In [None]:
%matplotlib inline

import numpy as np 
import pandas as pd 
import cv2
import ast
from matplotlib import pyplot as plt
import keras


import keras
from keras.layers import Conv2D, MaxPooling2D
from keras.layers import Dense, Dropout, Flatten, Activation
from keras.metrics import categorical_accuracy, top_k_categorical_accuracy, categorical_crossentropy
from keras.models import Sequential
from keras.callbacks import EarlyStopping, ReduceLROnPlateau, ModelCheckpoint
from keras.optimizers import Adam
from keras.applications import MobileNet
from keras.applications.mobilenet import preprocess_input

import os
print(os.listdir("../input/quickdraw-doodle-recognition"))

In [None]:
train_simplified_path = '../input/quickdraw-doodle-recognition/train_simplified/'
test_simplified_path = '../input/quickdraw-doodle-recognition/test_simplified.csv'

BATCHSIZE = 128
SIZE = 96
NCLASSES = 340
VALIDSAMPLES = 100

The apk and mapk metrics are sourced from https://github.com/benhamner/Metrics/blob/master/Python/ml_metrics/average_precision.py and list of strings so they can't be used at the training phase without modification. Keras has a top k categorical accuracy metric that will be be used during the training and the provided metrics will be used for later to confirm the models perdormance.

In [None]:
def apk(actual, predicted, k=10):
    """
    Computes the average precision at k.
    This function computes the average prescision at k between two lists of
    items.
    Parameters
    ----------
    actual : list
             A list of elements that are to be predicted (order doesn't matter)
    predicted : list
                A list of predicted elements (order does matter)
    k : int, optional
        The maximum number of predicted elements
    Returns
    -------
    score : double
            The average precision at k over the input lists
    """
    if len(predicted)>k:
        predicted = predicted[:k]

    score = 0.0
    num_hits = 0.0

    for i,p in enumerate(predicted):
        if p in actual and p not in predicted[:i]:
            num_hits += 1.0
            score += num_hits / (i+1.0)

    if not actual:
        return 0.0

    return score / min(len(actual), k)

def mapk(actual, predicted, k=10):
    """
    Computes the mean average precision at k.
    This function computes the mean average prescision at k between two lists
    of lists of items.
    Parameters
    ----------
    actual : list
             A list of lists of elements that are to be predicted 
             (order doesn't matter in the lists)
    predicted : list
                A list of lists of predicted elements
                (order matters in the lists)
    k : int, optional
        The maximum number of predicted elements
    Returns
    -------
    score : double
            The mean average precision at k over the input lists
    """
    return np.mean([apk(a,p,k) for a,p in zip(actual, predicted)])

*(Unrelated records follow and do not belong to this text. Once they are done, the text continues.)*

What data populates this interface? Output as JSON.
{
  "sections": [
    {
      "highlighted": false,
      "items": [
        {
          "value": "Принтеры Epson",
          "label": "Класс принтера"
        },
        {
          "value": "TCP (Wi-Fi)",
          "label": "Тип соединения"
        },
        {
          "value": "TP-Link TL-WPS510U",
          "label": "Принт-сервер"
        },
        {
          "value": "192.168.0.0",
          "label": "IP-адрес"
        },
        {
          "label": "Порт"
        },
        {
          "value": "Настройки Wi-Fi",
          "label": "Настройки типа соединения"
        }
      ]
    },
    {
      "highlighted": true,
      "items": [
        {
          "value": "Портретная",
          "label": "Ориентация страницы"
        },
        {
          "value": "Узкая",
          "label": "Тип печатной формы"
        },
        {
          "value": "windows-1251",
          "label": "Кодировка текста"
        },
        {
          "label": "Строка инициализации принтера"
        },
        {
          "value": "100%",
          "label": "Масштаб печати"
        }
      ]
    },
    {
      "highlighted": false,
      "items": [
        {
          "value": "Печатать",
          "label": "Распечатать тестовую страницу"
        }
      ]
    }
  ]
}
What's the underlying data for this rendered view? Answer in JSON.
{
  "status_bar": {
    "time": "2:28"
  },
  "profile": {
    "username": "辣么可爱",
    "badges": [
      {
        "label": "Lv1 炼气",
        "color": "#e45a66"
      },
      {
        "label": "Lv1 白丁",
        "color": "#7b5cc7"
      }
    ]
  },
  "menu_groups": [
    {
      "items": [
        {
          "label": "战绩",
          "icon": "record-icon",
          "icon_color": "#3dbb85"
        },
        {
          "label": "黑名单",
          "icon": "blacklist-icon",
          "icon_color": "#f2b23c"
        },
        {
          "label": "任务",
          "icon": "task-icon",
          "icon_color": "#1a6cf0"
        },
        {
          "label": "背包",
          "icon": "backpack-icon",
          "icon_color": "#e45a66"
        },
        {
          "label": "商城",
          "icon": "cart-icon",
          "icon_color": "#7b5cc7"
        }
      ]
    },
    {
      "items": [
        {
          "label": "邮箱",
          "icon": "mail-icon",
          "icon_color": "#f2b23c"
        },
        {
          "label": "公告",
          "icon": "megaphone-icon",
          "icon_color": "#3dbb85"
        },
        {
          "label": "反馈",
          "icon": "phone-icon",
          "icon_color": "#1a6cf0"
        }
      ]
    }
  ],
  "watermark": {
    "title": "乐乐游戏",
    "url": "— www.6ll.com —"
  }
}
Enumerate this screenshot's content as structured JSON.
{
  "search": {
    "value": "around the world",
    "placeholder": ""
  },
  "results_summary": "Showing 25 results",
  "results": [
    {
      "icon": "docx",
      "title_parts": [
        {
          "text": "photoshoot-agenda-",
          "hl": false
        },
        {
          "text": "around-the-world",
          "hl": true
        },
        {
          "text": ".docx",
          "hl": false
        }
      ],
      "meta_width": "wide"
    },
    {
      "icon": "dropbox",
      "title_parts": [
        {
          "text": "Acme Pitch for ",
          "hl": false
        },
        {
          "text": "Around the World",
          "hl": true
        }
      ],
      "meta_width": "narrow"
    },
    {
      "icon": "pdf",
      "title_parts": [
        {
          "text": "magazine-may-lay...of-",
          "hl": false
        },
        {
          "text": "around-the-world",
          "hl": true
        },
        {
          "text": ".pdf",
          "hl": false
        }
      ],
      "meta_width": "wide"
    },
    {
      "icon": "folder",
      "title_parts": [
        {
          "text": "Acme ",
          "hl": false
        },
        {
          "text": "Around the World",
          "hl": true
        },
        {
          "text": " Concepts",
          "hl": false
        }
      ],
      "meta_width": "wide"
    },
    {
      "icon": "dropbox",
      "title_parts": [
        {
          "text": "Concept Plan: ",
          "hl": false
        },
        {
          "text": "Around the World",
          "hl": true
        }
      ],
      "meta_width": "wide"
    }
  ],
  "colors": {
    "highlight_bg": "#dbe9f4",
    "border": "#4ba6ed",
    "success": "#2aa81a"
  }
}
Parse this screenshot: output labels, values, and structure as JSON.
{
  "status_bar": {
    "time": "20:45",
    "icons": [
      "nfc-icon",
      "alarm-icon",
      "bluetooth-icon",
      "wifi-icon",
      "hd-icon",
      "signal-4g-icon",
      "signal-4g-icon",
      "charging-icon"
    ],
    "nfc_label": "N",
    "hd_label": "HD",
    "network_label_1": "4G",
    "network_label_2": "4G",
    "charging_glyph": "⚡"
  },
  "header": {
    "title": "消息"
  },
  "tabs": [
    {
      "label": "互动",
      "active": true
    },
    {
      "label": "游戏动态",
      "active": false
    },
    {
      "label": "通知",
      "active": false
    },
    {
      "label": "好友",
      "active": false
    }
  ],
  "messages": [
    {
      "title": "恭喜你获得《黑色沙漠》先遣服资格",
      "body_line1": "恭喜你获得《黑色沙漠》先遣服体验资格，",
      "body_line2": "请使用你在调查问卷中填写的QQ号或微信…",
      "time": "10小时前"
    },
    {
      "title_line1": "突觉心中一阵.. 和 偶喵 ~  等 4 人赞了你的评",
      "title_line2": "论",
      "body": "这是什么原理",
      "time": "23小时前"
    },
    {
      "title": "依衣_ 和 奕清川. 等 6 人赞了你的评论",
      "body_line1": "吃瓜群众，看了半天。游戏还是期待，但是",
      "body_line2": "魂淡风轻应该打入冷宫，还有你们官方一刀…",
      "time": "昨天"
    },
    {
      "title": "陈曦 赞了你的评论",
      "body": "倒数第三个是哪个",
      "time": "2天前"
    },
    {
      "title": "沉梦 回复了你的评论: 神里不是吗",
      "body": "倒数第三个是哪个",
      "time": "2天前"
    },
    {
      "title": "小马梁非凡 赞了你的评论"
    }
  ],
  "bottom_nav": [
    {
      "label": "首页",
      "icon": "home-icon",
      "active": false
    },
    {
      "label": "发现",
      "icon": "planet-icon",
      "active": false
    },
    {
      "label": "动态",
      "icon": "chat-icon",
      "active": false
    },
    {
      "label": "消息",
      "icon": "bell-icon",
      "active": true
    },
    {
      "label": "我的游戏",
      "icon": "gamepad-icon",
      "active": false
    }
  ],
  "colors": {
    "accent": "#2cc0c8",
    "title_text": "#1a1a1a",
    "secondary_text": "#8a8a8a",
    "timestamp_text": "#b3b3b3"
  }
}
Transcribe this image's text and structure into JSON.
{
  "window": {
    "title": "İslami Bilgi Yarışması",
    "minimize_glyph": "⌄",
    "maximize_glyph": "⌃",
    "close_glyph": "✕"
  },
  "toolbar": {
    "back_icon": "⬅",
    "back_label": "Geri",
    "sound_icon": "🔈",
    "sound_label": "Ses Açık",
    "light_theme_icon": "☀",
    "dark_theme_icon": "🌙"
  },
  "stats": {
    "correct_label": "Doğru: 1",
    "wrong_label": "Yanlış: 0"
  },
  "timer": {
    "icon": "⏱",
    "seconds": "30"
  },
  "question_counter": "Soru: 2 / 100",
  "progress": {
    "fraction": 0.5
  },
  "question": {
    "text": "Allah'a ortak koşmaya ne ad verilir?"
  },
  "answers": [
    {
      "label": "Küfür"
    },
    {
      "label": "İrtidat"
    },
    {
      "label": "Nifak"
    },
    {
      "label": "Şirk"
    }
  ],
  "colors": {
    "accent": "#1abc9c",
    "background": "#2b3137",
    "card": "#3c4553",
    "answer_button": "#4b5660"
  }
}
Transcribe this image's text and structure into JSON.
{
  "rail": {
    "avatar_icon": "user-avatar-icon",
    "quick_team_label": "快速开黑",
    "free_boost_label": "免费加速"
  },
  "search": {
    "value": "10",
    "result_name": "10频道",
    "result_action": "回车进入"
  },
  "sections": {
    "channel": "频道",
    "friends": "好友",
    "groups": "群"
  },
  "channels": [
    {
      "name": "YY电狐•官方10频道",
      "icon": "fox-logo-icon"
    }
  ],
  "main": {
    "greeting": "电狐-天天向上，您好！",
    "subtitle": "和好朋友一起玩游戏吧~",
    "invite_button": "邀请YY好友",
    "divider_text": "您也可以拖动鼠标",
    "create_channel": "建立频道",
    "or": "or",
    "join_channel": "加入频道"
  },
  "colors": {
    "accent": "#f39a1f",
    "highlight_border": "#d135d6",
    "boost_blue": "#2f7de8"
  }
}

### Load and display some of the data
As precised in the discription of the challenge, labels with multiple words need to be transformed into a single str by repalcing spaces with underscore. Also the drawing column has an str type and need to be transformed to a list.

In [None]:
data = pd.read_csv(train_simplified_path + 'roller coaster.csv', index_col='key_id', nrows=10)
data['drawing'] = data['drawing'].apply(ast.literal_eval)
data['word'] = data['word'].apply(lambda x: x.replace(' ', '_'))
data.head()

To display the images, we use the function propsed by this [kernel](https://www.kaggle.com/gaborfodor/greyscale-mobilenet-lb-0-892).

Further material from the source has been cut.